Public and college library systems work together

Published 6:00 pm Thursday, September 9, 2021

Hampden-Sydney College and Central Virginia Regional Library (CVRL) (Farmville and Buckingham) have entered into a partnership to share their catalogs, according to Central Virginia Regional Library Director Rick Ewing.

“Pretty soon you’ll be able to go to either online catalog and see what all three of the libraries have to offer,” Ewing said. “Plus, you’ll be able to use your CVRL library card to check out books from H-SC and vice versa.”

“Access to our library collections is being ‘merged’ through a shared integrated library system, and our collections will be cross-searchable, but in no way are we merging library buildings/services/ staff/subscriptions/finances,” Hampden-Sydney Bortz Library Director Shaunna Hunter said in clarification.

There will also be weekly courier services between the regional and college libraries, so you’ll be able to find a book at Hampden-Sydney’s Bortz Library and have it delivered to the Farmville or Buckingham public libraries, Ewing said.

“Right now we’re looking at Sept. 22 as a go-live date,” Ewing said. Courier services will start the following Wednesday.

“To make this possible, CVRL switched to the same catalog system that Hampden- Sydney uses,” Ewing said. The system is known as SirsiDynix. “Brent Roberts, Dean of Longwood’s Greenwood Library, kind of got the ball rolling. This is kind of a big deal in the world of libraries.”

The idea was first raised during the pandemic in a meeting attended by Roberts, Hunter and Farmville-Prince Edward Community Library Manager Morgan Hayes. Technical Services Librarian Maryska Connolly-Brown of the Hampden-Sydney Bortz Library was brought to later meetings about the subject for her technical expertise, Roberts said.

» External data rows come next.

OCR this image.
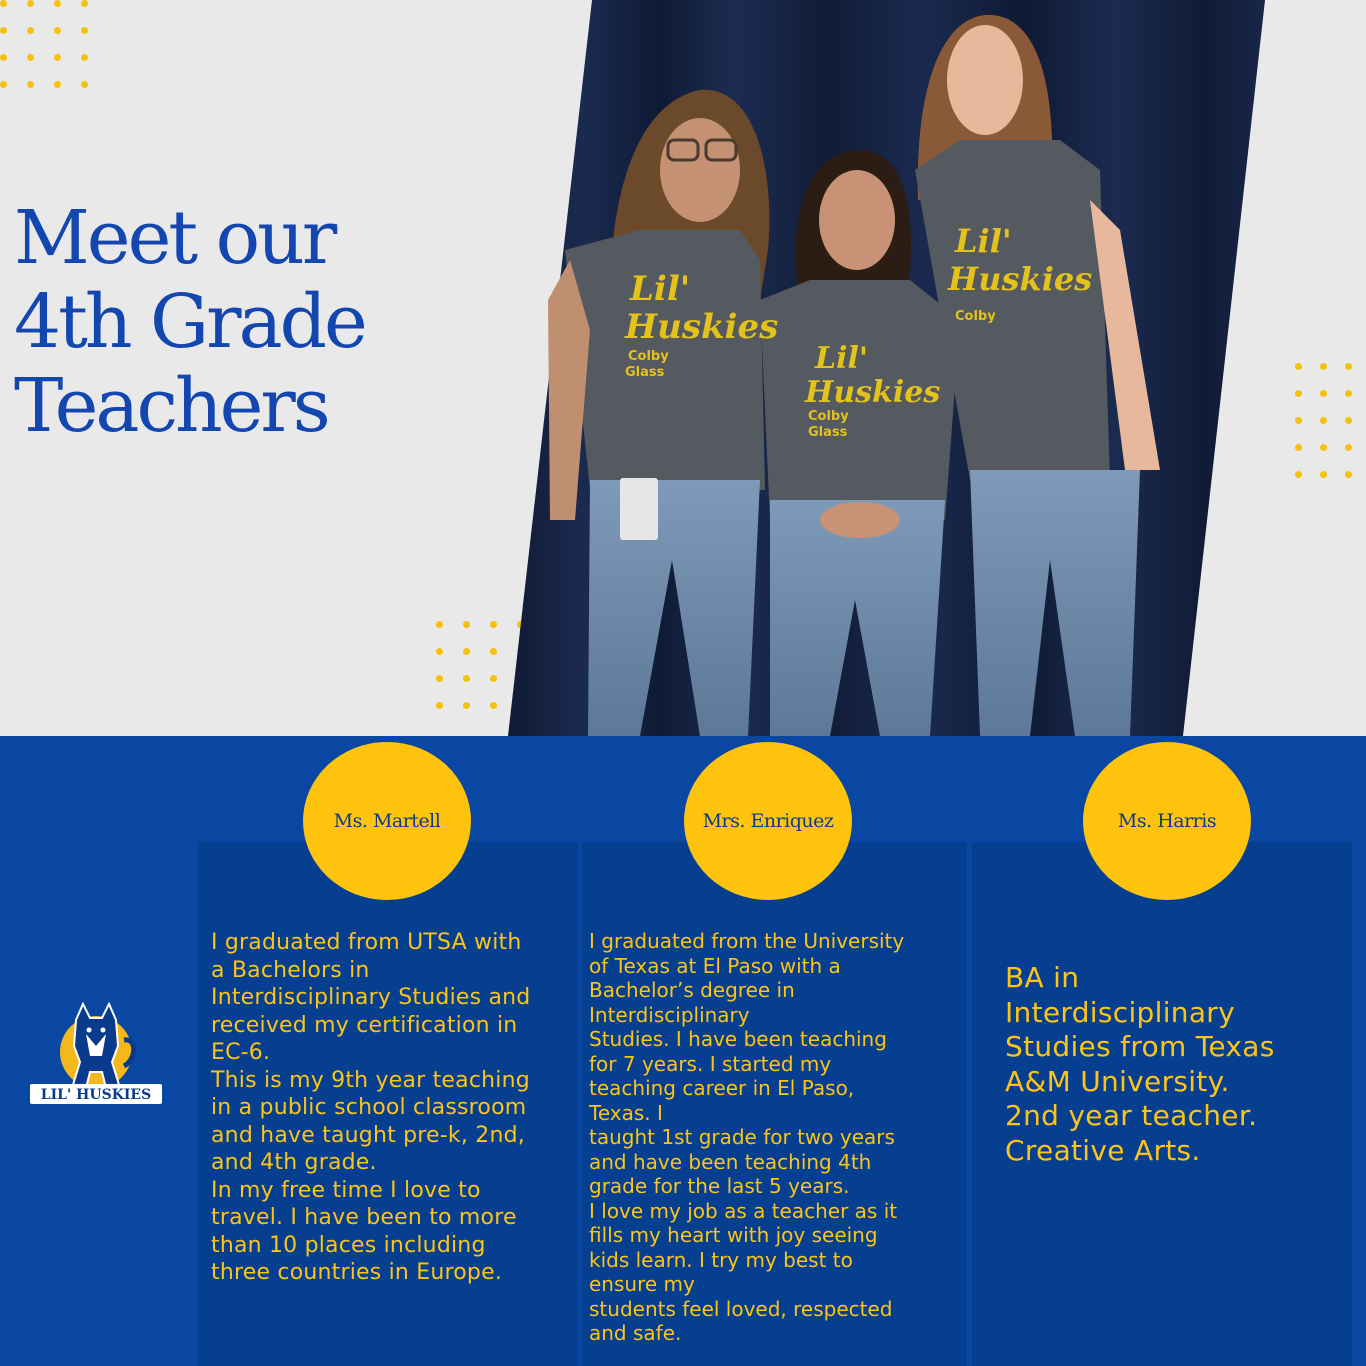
Meet our
4th Grade
Teachers
Lil'
Huskies
Lil'
Huskies
Lil'
Huskies
Colby
Glass
Colby
Glass
Colby
Ms. Martell	Mrs. Enriquez	Ms. Harris
I graduated from UTSA with
a Bachelors in
Interdisciplinary Studies and
received my certification in
EC-6.
This is my 9th year teaching
in a public school classroom
and have taught pre-k, 2nd,
and 4th grade.
In my free time I love to
travel. I have been to more
than 10 places including
three countries in Europe.
I graduated from the University
of Texas at El Paso with a
Bachelor’s degree in
Interdisciplinary
Studies. I have been teaching
for 7 years. I started my
teaching career in El Paso,
Texas. I
taught 1st grade for two years
and have been teaching 4th
grade for the last 5 years.
I love my job as a teacher as it
fills my heart with joy seeing
kids learn. I try my best to
ensure my
students feel loved, respected
and safe.
BA in
Interdisciplinary
Studies from Texas
A&M University.
2nd year teacher.
Creative Arts.
LIL' HUSKIES
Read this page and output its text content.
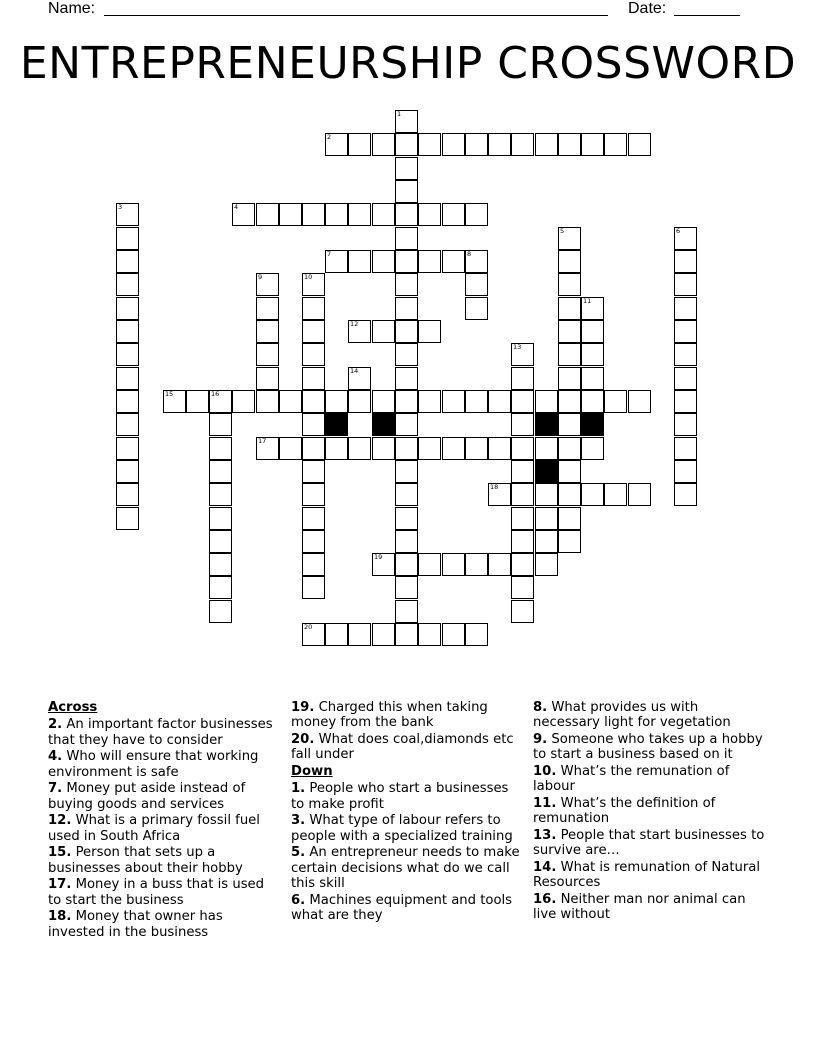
Name:	Date:
ENTREPRENEURSHIP CROSSWORD
1
2
3	4
5	6
7	8
9	10
11
12
13
14
15	16
17
18
19
20
Across
2. An important factor businesses that they have to consider
4. Who will ensure that working environment is safe
7. Money put aside instead of buying goods and services
12. What is a primary fossil fuel used in South Africa
15. Person that sets up a businesses about their hobby
17. Money in a buss that is used to start the business
18. Money that owner has invested in the business
19. Charged this when taking money from the bank
20. What does coal,diamonds etc fall under
Down
1. People who start a businesses to make profit
3. What type of labour refers to people with a specialized training
5. An entrepreneur needs to make certain decisions what do we call this skill
6. Machines equipment and tools what are they
8. What provides us with necessary light for vegetation
9. Someone who takes up a hobby to start a business based on it
10. What’s the remunation of labour
11. What’s the definition of remunation
13. People that start businesses to survive are…
14. What is remunation of Natural Resources
16. Neither man nor animal can live without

The group was in a meeting “just to compare notes to see how it’s all going in terms of the pandemic,” Ewing said, noting that he himself was absent. “Brent’s a really smart guy. He said, ‘Hey, have y’all ever thought about developing a partnership?’ Everyone was all in. He said, ‘Well great, let’s do it.’”

“As part of that conversation, I suggested a shared catalog, and both Morgan and Shaunna expressed interest,” Roberts said. “We have had several subsequent conversations, and I’m very excited about the public library and Hampden-Sydney College sharing a catalog.”

“The only thing that made sense was to move to Hampden-Sydney’s system,” Ewing said. “We jumped on it. It’s very simple for a small library to migrate. For large academic institutions it’s a lot harder, but it’s a way more complicated thing.”

Ironically, Ewing said, Greenwood Library may not be able to join in right away. “I think there’s some desire to look into joining,” Ewing said. “It’s just a heavier lift for an academic library.”

Hunter credited Roberts with the idea as well, and thanked her staff for their efforts in making the merger possible, especially Connolloy-Brown, “for being instrumental in communicating and aligning policies between Bortz Library and CVRL, assisting CVRL in the migration from their previous library system to the new one, technical set-up of the new system, and many hours of hands-on training.”

Ewing is excited about the shift, he said.

“This is kind of a big deal in the world of libraries,” Ewing said. “It’s a big deal in the library world, but I hope it will also be a big deal to the public to be able to get these materials, especially now.”

Roberts agreed.

“Sharing a catalog just makes great sense,” he said. “Sharing a library catalog is a win for all involved, in terms of greater access to resources, streamlined workflows, and improved resource sharing for university students and faculty, and as well as members of the greater Farmville-Prince Edward community.”

“Isn’t it grand that the public will have easy access? Between our collection and Hampden-Sydney’s collection, there’s very little duplication. They don’t have what we have and vice versa,” Ewing said. “It’s time that we share a lot more and this is the way for us to do it.”